Le président Trump a ainsi réaffirmé qu'il ne souhaitait pas la guerre avec l'Iran mais que si elle éclatait elle provoquerait "un anéantissement comme on n'en a jamais vu avant".

Le général Shekarchi a lui menacé "l'Amérique et ses alliés" d'être intégralement "consumés" en cas d'attaque.

La destruction jeudi d'un drone de l'US Navy par l'Iran a provoqué un nouvel accès de fièvre.

L'Iran affirme disposer de "preuves irréfutables" montrant que le drone américain abattu était entré dans son espace aérien et a déposé une plainte à l'ONU. Washington affirme que l'aéronef a été touché dans l'espace aérien international.

Les Etats-Unis ont demandé la tenue lundi d'une réunion à huis clos du Conseil de sécurité de l'ONU, selon des sources diplomatiques.

Accusant Téhéran de "rejeter les ouvertures diplomatiques de Washington", l'envoyé spécial des Etats-Unis pour l'Iran, Brian Hook, a affirmé vendredi que l'Iran devait "répondre à la diplomatie par la diplomatie, pas par la force".

"Respect"

M. Hook a tenu ces propos lors d'une visite sur une base militaire en Arabie saoudite, pays allié des Etats-Unis et engagé avec Téhéran dans une lutte d'influence régionale depuis plusieurs années.

"Les Iraniens répondront à la diplomatie par la diplomatie, au respect par le respect et à la guerre par une défense acharnée", a répondu sur Twitter le porte-parole de la diplomatie iranienne, Abbas Moussavi.

Selon lui, la "diplomatie" américaine est synonyme de "#TerrorismeEconomique et de guerre" et de violation "de la parole donnée" ainsi que des résolutions du Conseil de sécurité des Nations unies.

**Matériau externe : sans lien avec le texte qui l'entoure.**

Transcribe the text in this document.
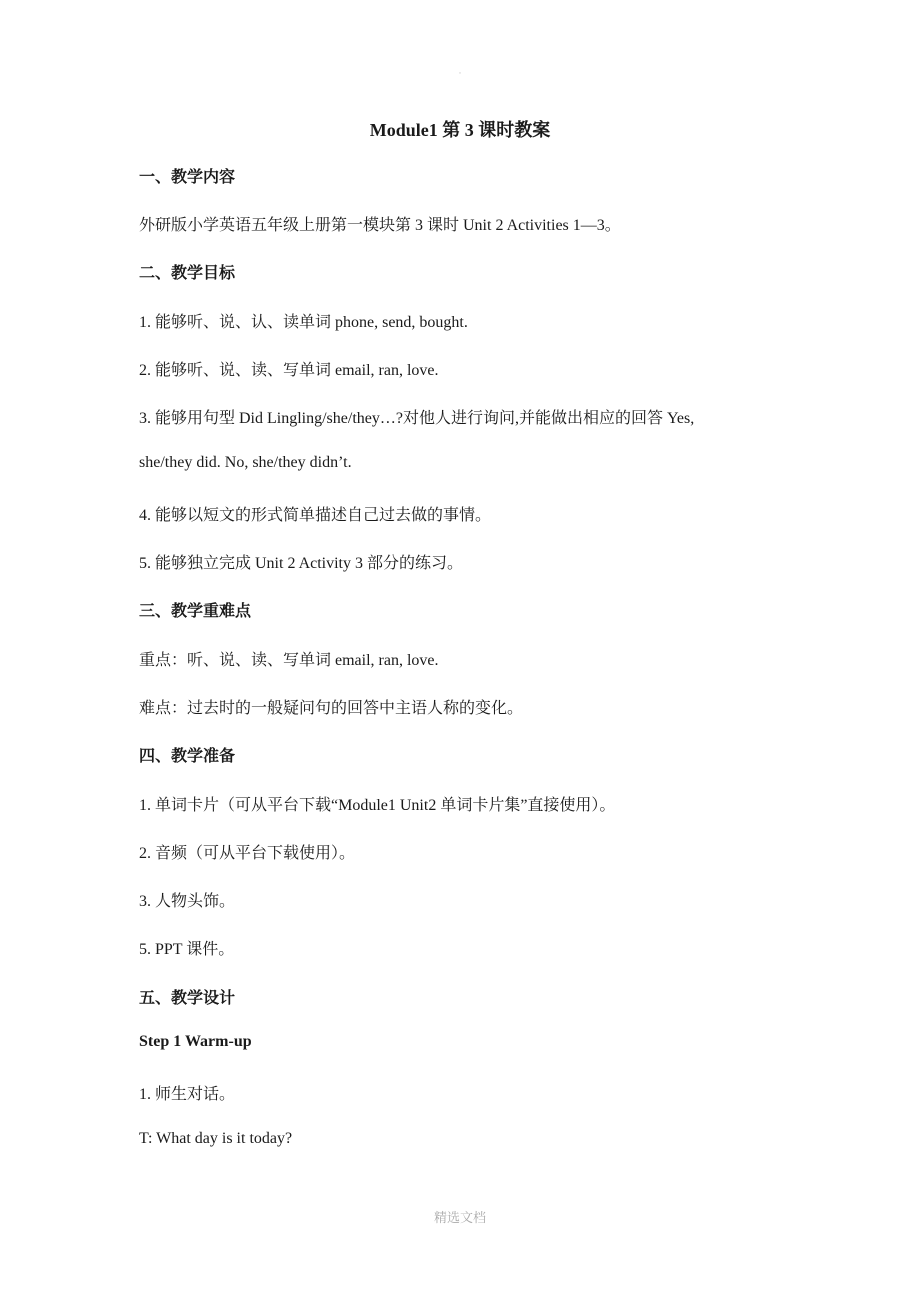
·
Module1 第 3 课时教案
一、教学内容
外研版小学英语五年级上册第一模块第 3 课时 Unit 2 Activities 1—3。
二、教学目标
1. 能够听、说、认、读单词 phone, send, bought.
2. 能够听、说、读、写单词 email, ran, love.
3. 能够用句型 Did Lingling/she/they…?对他人进行询问,并能做出相应的回答 Yes,
she/they did. No, she/they didn’t.
4. 能够以短文的形式简单描述自己过去做的事情。
5. 能够独立完成 Unit 2 Activity 3 部分的练习。
三、教学重难点
重点：听、说、读、写单词 email, ran, love.
难点：过去时的一般疑问句的回答中主语人称的变化。
四、教学准备
1. 单词卡片（可从平台下载“Module1 Unit2 单词卡片集”直接使用）。
2. 音频（可从平台下载使用）。
3. 人物头饰。
5. PPT 课件。
五、教学设计
Step 1 Warm-up
1. 师生对话。
T: What day is it today?
精选文档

Son ministère a annoncé avoir convoqué samedi le chargé d'affaires des Emirats arabes unis --pays d'où avait décollé le drone abattu-- pour protester "fermement" contre "la mise à disposition de forces étrangères d'installations en vue d'une agression" contre l'Iran.

De son côté, Londres a annoncé que son ministre d'Etat chargé du Moyen-Orient, Andrew Murrison, serait dimanche à Téhéran pour plaider en faveur d'"une désescalade urgente".

Cité par l'agence officielle iranienne, le général de brigade Amirali Hajizadeh, chef de la branche aérospatiale des Gardiens de la Révolution, armée idéologique iranienne, a semblé répondre vendredi aux propos de M. Trump ayant laissé entendre que l'attaque contre le drone pourrait être dû à une "erreur humaine" côté iranien.

"Il est possible que cette violation (de l'espace aérien) ait été commise par un général ou quelques opérateurs (de drone) américains", a-t-il dit.

Vendredi, le général Hajizadeh avait présenté à la télévision d'Etat des "débris" du drone récupérés "dans les eaux territoriales" iraniennes.

Les tensions entre Washington et Téhéran ne cessent de monter depuis le retrait américain en mai 2018 de l'accord international sur le nucléaire iranien suivi du rétablissement de lourdes sanctions américaines contre l'Iran, privant ce pays des bénéfices économiques qu'il escomptait du pacte.

Elles se sont intensifiées avec de récentes attaques contre des pétroliers dans la région du Golfe, imputées par Washington à Téhéran, qui dément toute implication.

Et alors que les Etats-Unis renforcent leur dispositif militaire au Moyen-Orient, l'Iran a annoncé que ses réserves d'uranium enrichi dépasseraient à partir du 27 juin la limite prévue par l'accord.